Pierpaolo Piccioli and his ornate disco ball Valentino capes, elevated inky black “naked” dresses, and turquoise fairytale ballgown skirts also leaned into the joy at the heart of couture. “You don’t have to feel the weight of the technique and of the handmade because ultimately couture is about the illusion of effortlessness,” Piccioli said of his approach. “The technique must disappear so as not to lose the magic – a magician remains a magician only until he reveals his secrets.”
There was also a lightness to Virginie Viard’s ballet-inspired Chanel collection. Her sugared-almond bouclé skirt suits and frothy, wedding-appropriate dresses had her loyal cohort craning their necks and tapping their feet to the Kendrick Lamar soundscape, which the rapper created for the show’s accompanying film, The Button, written and directed by Dave Free. When it came to big-budget productions, Viard won with her oh-so-pretty simplicity.
Maria Grazia Chiuri likewise focused on wearability within the craft, with a striking Dior collection of plain cotton and moire (a fabric usually employed in interior design) pieces inspired, in part, by Christian Dior’s 1952 La Cigale dress and his aerodynamic couture, which saw Monsieur Dior liken panniers to plane wings. The key difference in Chiuri’s collection propelling the house into spring-summer 2024? The removal of any “stuffing” to allow women to move freely. Expect to see Rihanna, who was seated front row, making moiré a thing.
For anyone tuning in for their bi-annual dose of no-holds-barred fantasia, futuristic Fendi, whimsical Giambattista Valli, and punkish Viktor & Rolf happily obliged with awards-season worthy looks befitting 2024’s leading ladies. The collection we want to see Emma Stone et al. wearing? Alaïa’s jaw-droppingly sexy edit of out-out dresses that were all miraculously knitted from a single yarn. A truly epic exclamation mark on the schedule.
A final moment for Maison Margiela, which rounded out the week with a darkly romantic, highly theatrical show that even the Kardashians couldn’t overshadow. Pannier dresses made an appearance again, but this time, they came cinched to the extreme with prosthetic underpinnings adding to the super-snatched hourglass silhouettes.
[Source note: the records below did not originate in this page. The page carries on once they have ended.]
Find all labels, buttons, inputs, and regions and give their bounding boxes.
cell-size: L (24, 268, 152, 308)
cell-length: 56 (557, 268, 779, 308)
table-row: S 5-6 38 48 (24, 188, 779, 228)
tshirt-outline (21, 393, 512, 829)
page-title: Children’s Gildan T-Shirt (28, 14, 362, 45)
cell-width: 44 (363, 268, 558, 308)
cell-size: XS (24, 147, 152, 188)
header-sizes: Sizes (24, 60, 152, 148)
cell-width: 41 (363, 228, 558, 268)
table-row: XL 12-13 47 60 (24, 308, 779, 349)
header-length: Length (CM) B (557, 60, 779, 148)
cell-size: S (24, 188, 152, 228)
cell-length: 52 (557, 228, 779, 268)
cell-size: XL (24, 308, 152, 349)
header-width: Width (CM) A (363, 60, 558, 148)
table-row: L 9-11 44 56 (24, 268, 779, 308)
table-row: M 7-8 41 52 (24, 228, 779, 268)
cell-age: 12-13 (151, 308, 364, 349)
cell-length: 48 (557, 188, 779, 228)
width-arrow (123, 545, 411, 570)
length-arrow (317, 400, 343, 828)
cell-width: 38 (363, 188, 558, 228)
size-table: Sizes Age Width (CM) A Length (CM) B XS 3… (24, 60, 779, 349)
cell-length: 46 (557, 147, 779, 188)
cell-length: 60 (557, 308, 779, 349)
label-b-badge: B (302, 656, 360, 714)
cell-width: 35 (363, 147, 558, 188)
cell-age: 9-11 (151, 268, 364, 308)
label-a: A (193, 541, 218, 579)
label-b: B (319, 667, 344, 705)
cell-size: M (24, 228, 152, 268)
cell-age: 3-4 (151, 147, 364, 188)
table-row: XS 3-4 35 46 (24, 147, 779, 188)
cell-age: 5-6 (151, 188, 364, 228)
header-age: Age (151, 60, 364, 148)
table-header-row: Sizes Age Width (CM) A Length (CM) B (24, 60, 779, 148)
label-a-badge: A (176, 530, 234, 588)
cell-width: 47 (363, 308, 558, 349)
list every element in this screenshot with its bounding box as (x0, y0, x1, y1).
Gwendoline Christie, who was born to enact John Galliano’s swaggering Belle Epoque brief with dolly make-up by Pat McGrath and tumbling ringlets by Duffy, joined an inclusive cast – something disappointingly lacking elsewhere on a supposedly forward-thinking schedule. For a small segment of the industry that is literally based on made-to-measure clothing, there is still a long way to go.
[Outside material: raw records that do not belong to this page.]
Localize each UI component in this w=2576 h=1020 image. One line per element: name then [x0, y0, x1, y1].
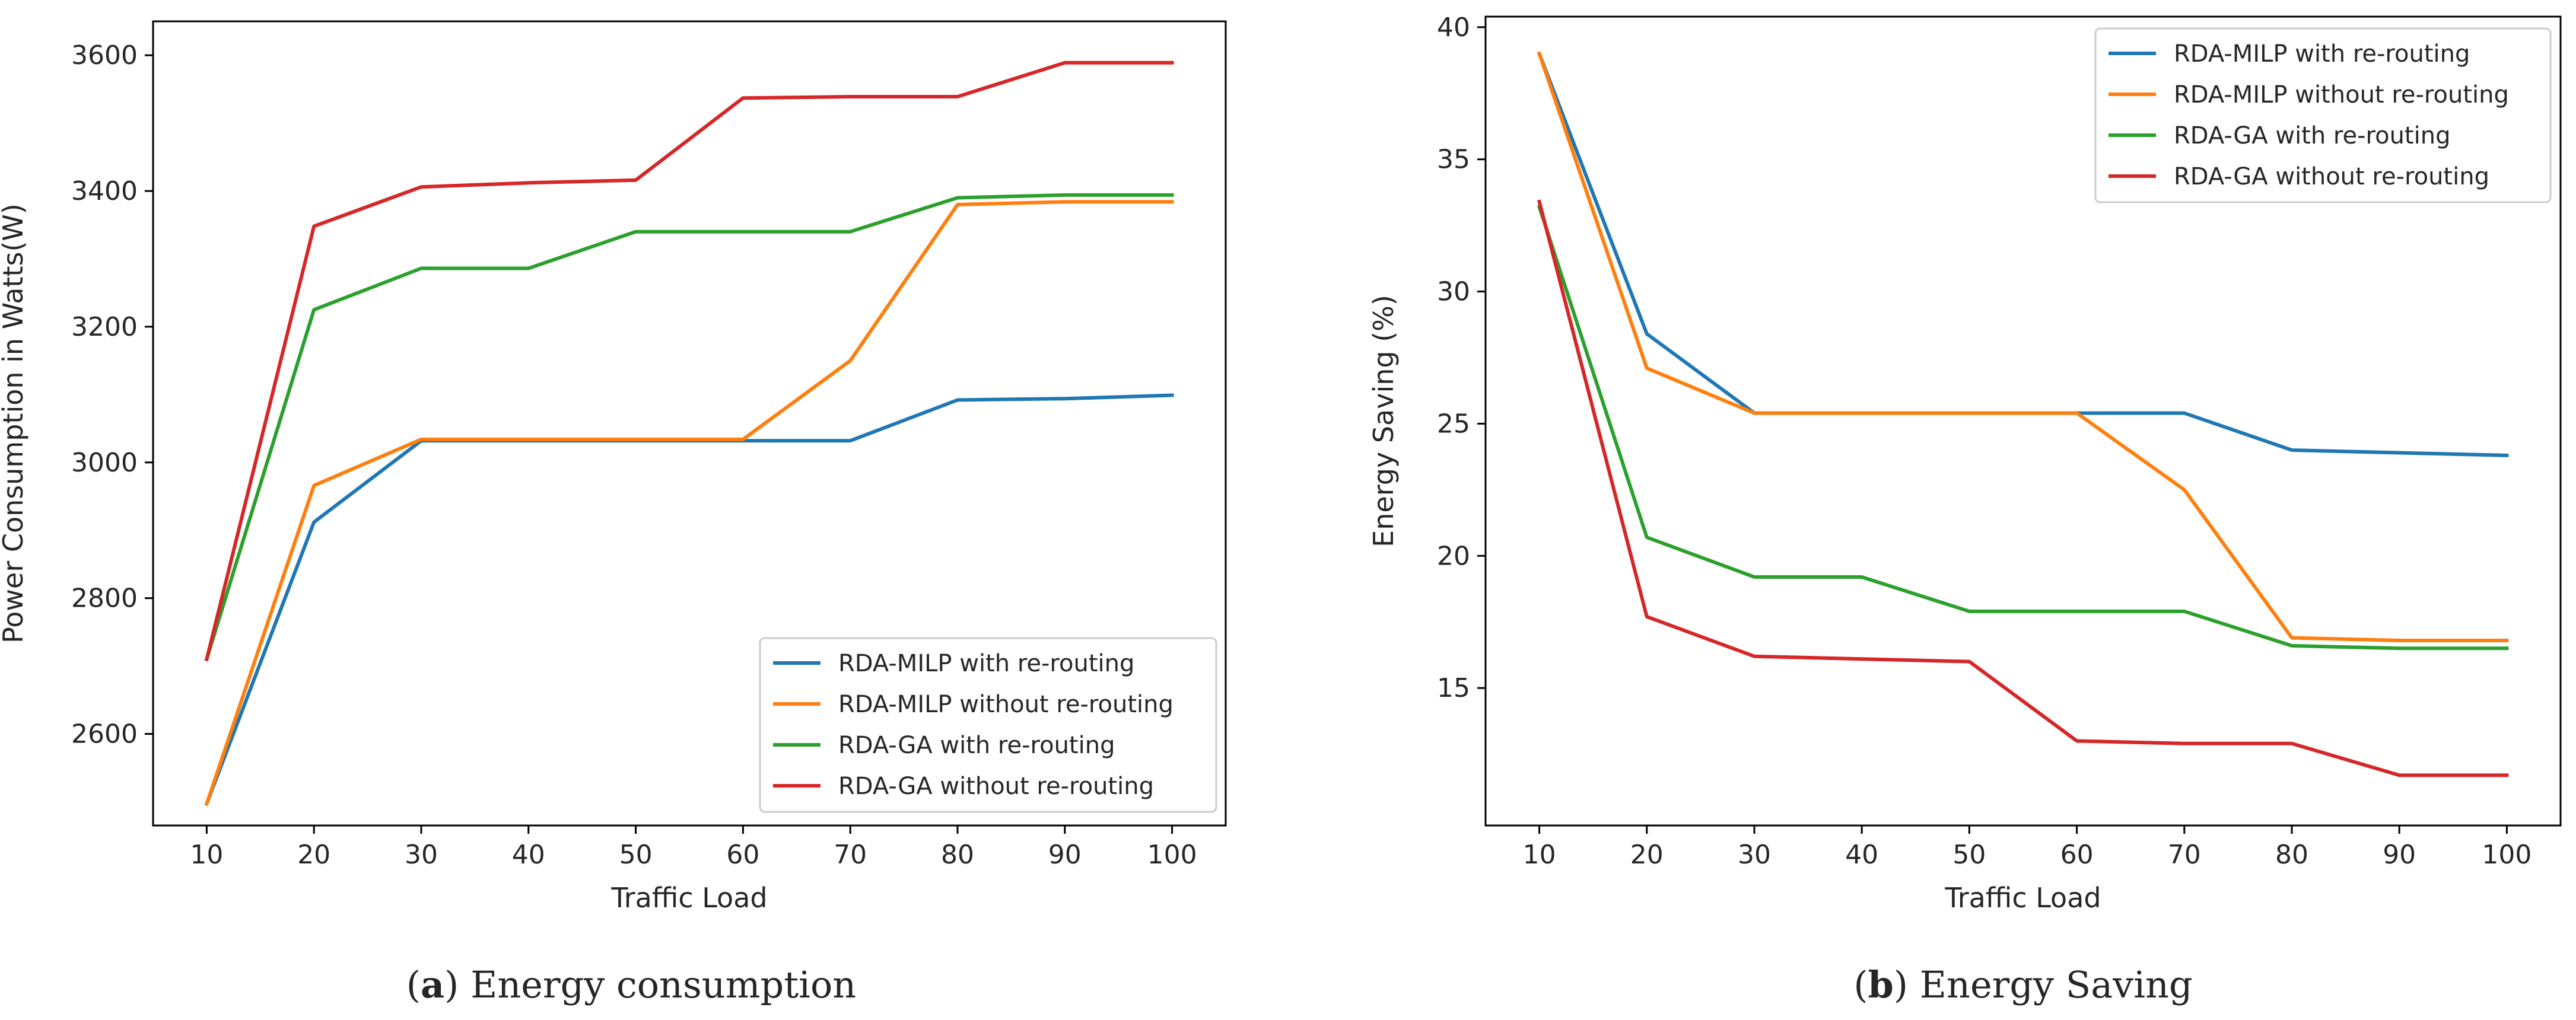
x-tick-label: 90	[1048, 840, 1082, 870]
x-tick-label: 90	[2383, 840, 2416, 870]
legend-label-4: RDA-GA without re-routing	[838, 773, 1154, 800]
series-line-3	[1537, 205, 2509, 651]
caption-paren: (	[406, 963, 421, 1006]
chart-2: 10 20 30 40 50 60 70 80 90 100 15 20 25 30 35 40 Traffic…	[1367, 12, 2562, 1006]
x-tick-label: 30	[1738, 840, 1771, 870]
series-line-3	[204, 193, 1174, 662]
x-tick-label: 10	[1523, 840, 1556, 870]
y-tick-label: 25	[1437, 409, 1470, 439]
legend-label-2: RDA-MILP without re-routing	[838, 691, 1173, 718]
y-tick-label: 30	[1437, 277, 1470, 307]
legend-label-2: RDA-MILP without re-routing	[2174, 81, 2509, 109]
caption-paren: (	[1853, 963, 1868, 1006]
series-line-2	[204, 200, 1174, 807]
y-tick-label: 3600	[71, 40, 138, 71]
caption-paren: )	[444, 963, 470, 1006]
caption-letter: a	[421, 963, 444, 1006]
figure-caption: (a) Energy consumption	[406, 963, 856, 1006]
chart-1: 10 20 30 40 50 60 70 80 90 100 2600 2800 3000 3200 340…	[0, 20, 1227, 1006]
y-tick-label: 3000	[71, 448, 138, 478]
figure-caption: (b) Energy Saving	[1853, 963, 2192, 1006]
y-tick-label: 40	[1437, 12, 1470, 43]
x-axis-label: Traffic Load	[610, 882, 767, 914]
caption-letter: b	[1868, 963, 1894, 1006]
legend: RDA-MILP with re-routing RDA-MILP without…	[2094, 27, 2552, 203]
y-tick-label: 3200	[71, 312, 138, 342]
y-tick-label: 15	[1437, 673, 1470, 703]
legend-label-4: RDA-GA without re-routing	[2174, 163, 2489, 190]
y-axis-label: Energy Saving (%)	[1367, 295, 1400, 547]
series-line-4	[204, 60, 1174, 662]
legend-frame	[759, 637, 1217, 813]
y-tick-label: 20	[1437, 541, 1470, 571]
x-tick-label: 80	[2275, 840, 2308, 870]
legend-frame	[2094, 27, 2552, 203]
legend-label-3: RDA-GA with re-routing	[2174, 122, 2450, 149]
x-tick-label: 40	[512, 840, 545, 870]
y-tick-label: 2600	[71, 719, 138, 750]
x-tick-label: 30	[405, 840, 438, 870]
x-tick-label: 40	[1845, 840, 1878, 870]
x-tick-label: 20	[297, 840, 330, 870]
x-tick-label: 10	[190, 840, 223, 870]
y-tick-label: 2800	[71, 584, 138, 614]
x-tick-label: 80	[941, 840, 974, 870]
series-line-4	[1537, 199, 2509, 777]
caption-paren: )	[1894, 963, 1920, 1006]
legend-label-3: RDA-GA with re-routing	[838, 732, 1115, 759]
x-tick-label: 60	[2060, 840, 2094, 870]
caption-text: Energy Saving	[1920, 963, 2193, 1006]
x-tick-label: 100	[2482, 840, 2532, 870]
legend-label-1: RDA-MILP with re-routing	[2174, 40, 2470, 68]
caption-text: Energy consumption	[470, 963, 856, 1006]
y-tick-label: 35	[1437, 145, 1470, 175]
x-tick-label: 70	[2168, 840, 2201, 870]
series-line-2	[1537, 51, 2509, 642]
legend-label-1: RDA-MILP with re-routing	[838, 650, 1134, 677]
x-tick-label: 50	[619, 840, 653, 870]
plot-frame	[1484, 15, 2562, 827]
x-tick-label: 100	[1147, 840, 1197, 870]
x-tick-label: 60	[726, 840, 759, 870]
x-tick-label: 50	[1952, 840, 1986, 870]
y-axis-label: Power Consumption in Watts(W)	[0, 203, 29, 643]
x-tick-label: 20	[1630, 840, 1664, 870]
legend: RDA-MILP with re-routing RDA-MILP without…	[759, 637, 1217, 813]
plot-frame	[152, 20, 1227, 827]
x-axis-label: Traffic Load	[1944, 882, 2101, 914]
x-tick-label: 70	[834, 840, 867, 870]
y-tick-label: 3400	[71, 176, 138, 206]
While the circus that surrounds couture often steals the spotlight over the hours and hours of painstaking detail it requires, Galliano showed that it’s possible to marry poetic excellence and spectacle-driven style. The other moments that defined couture spring-summer 2024 away from the noise (and J Lo’s wardrobe)? Alaïa’s 3D-printed swirling bandeau dress that was an ode to the curves of a woman and Pieter Mulier’s circle of friends; the breathtaking crystallized beauty masterminded by Thomas De Kluyver for Simone Rocha’s ode to JPG; and Maison Margiela’s eccentric characters, guided by movement director Pat Boguslawski, who celebrated individualism above everything. And that's everything you missed from this season of Haute Couture Week.